A Solução de Consulta trouxe um entendimento claro sobre a abrangência do benefício fiscal do Perse, estabelecendo que:

  • O benefício fiscal não abrange todas as receitas e resultados da pessoa jurídica beneficiária;
  • A redução de alíquotas a zero é aplicável exclusivamente às receitas e resultados que decorrem do exercício de atividades integrantes do setor de eventos;
  • O benefício tem vigência limitada, aplicando-se ao período de março de 2022 a fevereiro de 2027.

Este entendimento está fundamentado no artigo 4º da Lei nº 14.148/2021 e no artigo 2º, parágrafo único, da Instrução Normativa RFB nº 2.114, de 31 de outubro de 2022, que regulamentou aspectos do programa.

Delimitação do Conceito de “Atividades do Setor de Eventos”

Um ponto crucial esclarecido na consulta refere-se à definição das atividades que são consideradas como integrantes do setor de eventos. Conforme a legislação de regência, apenas as receitas e resultados decorrentes destas atividades específicas podem ser beneficiados com a alíquota zero.

A IN RFB nº 2.114/2022 foi criada justamente para estabelecer os critérios e procedimentos para a aplicação dos benefícios fiscais do Perse, incluindo a definição das atividades consideradas como parte do setor de eventos.

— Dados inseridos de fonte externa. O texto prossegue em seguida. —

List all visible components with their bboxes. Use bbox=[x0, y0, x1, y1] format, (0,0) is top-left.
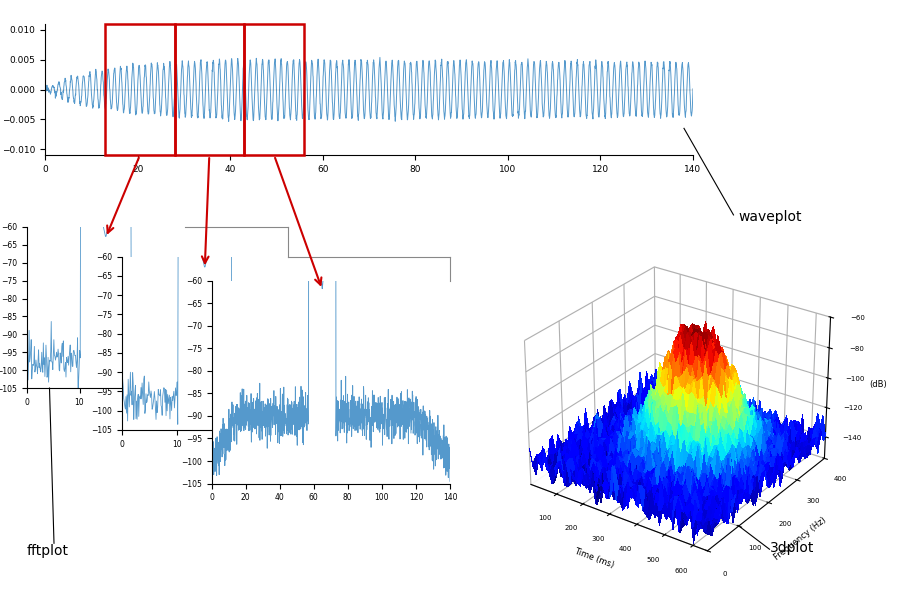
Text: fftplot: fftplot bbox=[27, 544, 69, 558]
Text: 3dplot: 3dplot bbox=[770, 541, 814, 555]
Bar bbox=[175, 24, 244, 155]
X-axis label: Time (ms): Time (ms) bbox=[572, 547, 615, 570]
Bar bbox=[244, 24, 304, 155]
Bar bbox=[105, 24, 175, 155]
Y-axis label: Frequency (Hz): Frequency (Hz) bbox=[772, 515, 828, 562]
Text: waveplot: waveplot bbox=[738, 210, 802, 224]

Impactos Práticos para os Contribuintes

Os esclarecimentos trazidos pela Solução de Consulta têm impactos significativos para as empresas beneficiárias do Perse:

  1. Segregação contábil necessária: As empresas precisam manter controles contábeis capazes de segregar as receitas oriundas das atividades do setor de eventos das demais receitas;
  2. Tributação diferenciada: Apenas parte das receitas da empresa poderá usufruir do benefício fiscal, o que exige atenção redobrada na apuração dos tributos;
  3. Temporalidade: O benefício tem prazo determinado (março/2022 a fevereiro/2027), o que exige planejamento para o período posterior;
  4. Documentação comprobatória: É fundamental manter documentação adequada que comprove a vinculação das receitas às atividades do setor de eventos.

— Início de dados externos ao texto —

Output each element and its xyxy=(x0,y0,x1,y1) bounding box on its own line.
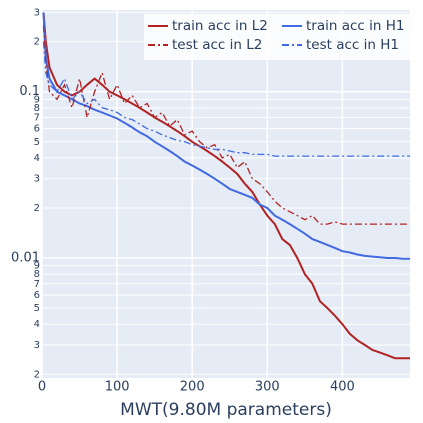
x-tick-label: 400 xyxy=(330,380,355,395)
legend-label: train acc in L2 xyxy=(172,18,268,34)
plot-background xyxy=(42,10,410,378)
y-tick-label: 0.1 xyxy=(19,84,40,99)
y-tick-label: 3 xyxy=(34,340,40,351)
legend: train acc in L2 train acc in H1 test acc i… xyxy=(144,14,410,60)
x-tick-label: 100 xyxy=(105,380,130,395)
y-tick-label: 7 xyxy=(34,279,40,290)
y-tick-label: 9 xyxy=(34,94,40,105)
x-tick-label: 0 xyxy=(38,380,46,395)
y-tick-label: 2 xyxy=(34,369,40,380)
series-line xyxy=(42,12,410,260)
legend-box xyxy=(144,14,410,60)
y-tick-label: 2 xyxy=(34,37,40,48)
y-tick-label: 8 xyxy=(34,103,40,114)
lines xyxy=(42,12,410,360)
y-tick-label: 5 xyxy=(34,137,40,148)
y-tick-label: 7 xyxy=(34,112,40,123)
series-line xyxy=(42,41,410,157)
series-line xyxy=(42,12,410,360)
grid xyxy=(41,10,410,378)
legend-label: test acc in H1 xyxy=(306,37,399,53)
legend-label: test acc in L2 xyxy=(172,37,262,53)
y-tick-label: 3 xyxy=(34,7,40,18)
y-tick-label: 2 xyxy=(34,203,40,214)
x-axis-label: MWT(9.80M parameters) xyxy=(120,400,332,420)
x-tick-label: 200 xyxy=(180,380,205,395)
x-tick-label: 300 xyxy=(255,380,280,395)
y-tick-label: 8 xyxy=(34,269,40,280)
y-tick-label: 4 xyxy=(34,153,40,164)
y-tick-label: 0.01 xyxy=(11,251,40,266)
legend-label: train acc in H1 xyxy=(306,18,404,34)
y-tick-label: 5 xyxy=(34,303,40,314)
y-tick-label: 3 xyxy=(34,174,40,185)
y-tick-label: 6 xyxy=(34,124,40,135)
y-tick-label: 6 xyxy=(34,290,40,301)
series-line xyxy=(42,25,410,225)
y-tick-label: 4 xyxy=(34,319,40,330)
y-tick-label: 9 xyxy=(34,261,40,272)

Aspectos Processuais da Consulta

Vale destacar que a mesma Solução de Consulta também abordou aspectos processuais, declarando ineficaz parte da consulta formulada pelo contribuinte. O órgão esclareceu que não produz efeitos a consulta formulada com objetivo de obter a prestação de assessoria jurídica ou contábil-fiscal por parte da RFB, conforme disposto na Instrução Normativa RFB nº 2.058/2021.

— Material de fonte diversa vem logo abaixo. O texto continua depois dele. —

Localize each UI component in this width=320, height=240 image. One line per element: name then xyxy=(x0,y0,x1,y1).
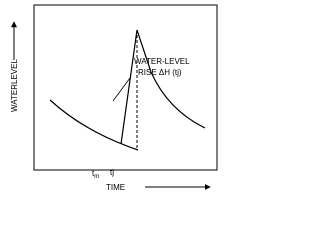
start-label: tm xyxy=(92,169,99,180)
end-label: tj xyxy=(110,168,114,177)
diagram: WATER-LEVEL RISE ΔH (tj) tm tj WATERLEVE… xyxy=(10,4,218,192)
annotation-line1: WATER-LEVEL xyxy=(134,57,190,66)
rise-line xyxy=(120,29,152,145)
page: {"axes": {"y_label": "WATERLEVEL", "x_la… xyxy=(10,4,218,192)
frame xyxy=(33,4,218,171)
leader-line xyxy=(112,77,131,102)
recession-curve xyxy=(49,99,139,151)
y-axis-label: WATERLEVEL xyxy=(10,59,19,112)
start-t: t xyxy=(92,169,95,178)
decay-curve xyxy=(150,71,206,129)
x-axis-label: TIME xyxy=(106,183,125,192)
annotation-line2: RISE ΔH (tj) xyxy=(138,68,182,77)
start-sub: m xyxy=(94,174,99,180)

Esta parte da decisão reforça que o processo de consulta fiscal não deve ser utilizado como substituto de assessoria profissional especializada, mas sim para esclarecer dúvidas objetivas sobre a interpretação da legislação tributária.

Análise Comparativa

Comparando com o entendimento anterior que pairava em alguns setores, a Solução de Consulta trouxe uma interpretação mais restritiva do benefício fiscal. Isso porque havia interpretações de que o Perse poderia beneficiar todas as receitas das empresas do setor de eventos, independentemente da atividade que as originasse.

A interpretação oficial da Receita Federal deixa claro que o vínculo não é com a empresa em si, mas com a natureza da atividade geradora da receita ou resultado. Isso significa que mesmo empresas que têm como atividade principal os eventos, mas que possuem fontes de receita diversificadas, terão que segregar o que está e o que não está protegido pelo escudo fiscal do Perse.

Considerações Finais

O esclarecimento trazido pela Solução de Consulta é fundamental para a correta aplicação do Perse pelas empresas beneficiárias. A delimitação do benefício fiscal apenas às receitas vinculadas às atividades de eventos exige que as empresas adotem controles internos eficientes para segregação das receitas e apuração dos tributos.

É importante ressaltar que a vinculação desta Solução de Consulta às Soluções COSIT nº 51 e 52/2023 reforça o entendimento administrativo consolidado sobre o tema, tornando-o referência para a fiscalização e para os contribuintes do setor.

As empresas beneficiárias do Perse devem, portanto, revisar seus procedimentos internos e, se necessário, realizar as adequações para garantir o correto aproveitamento do benefício fiscal, evitando questionamentos futuros por parte da fiscalização tributária.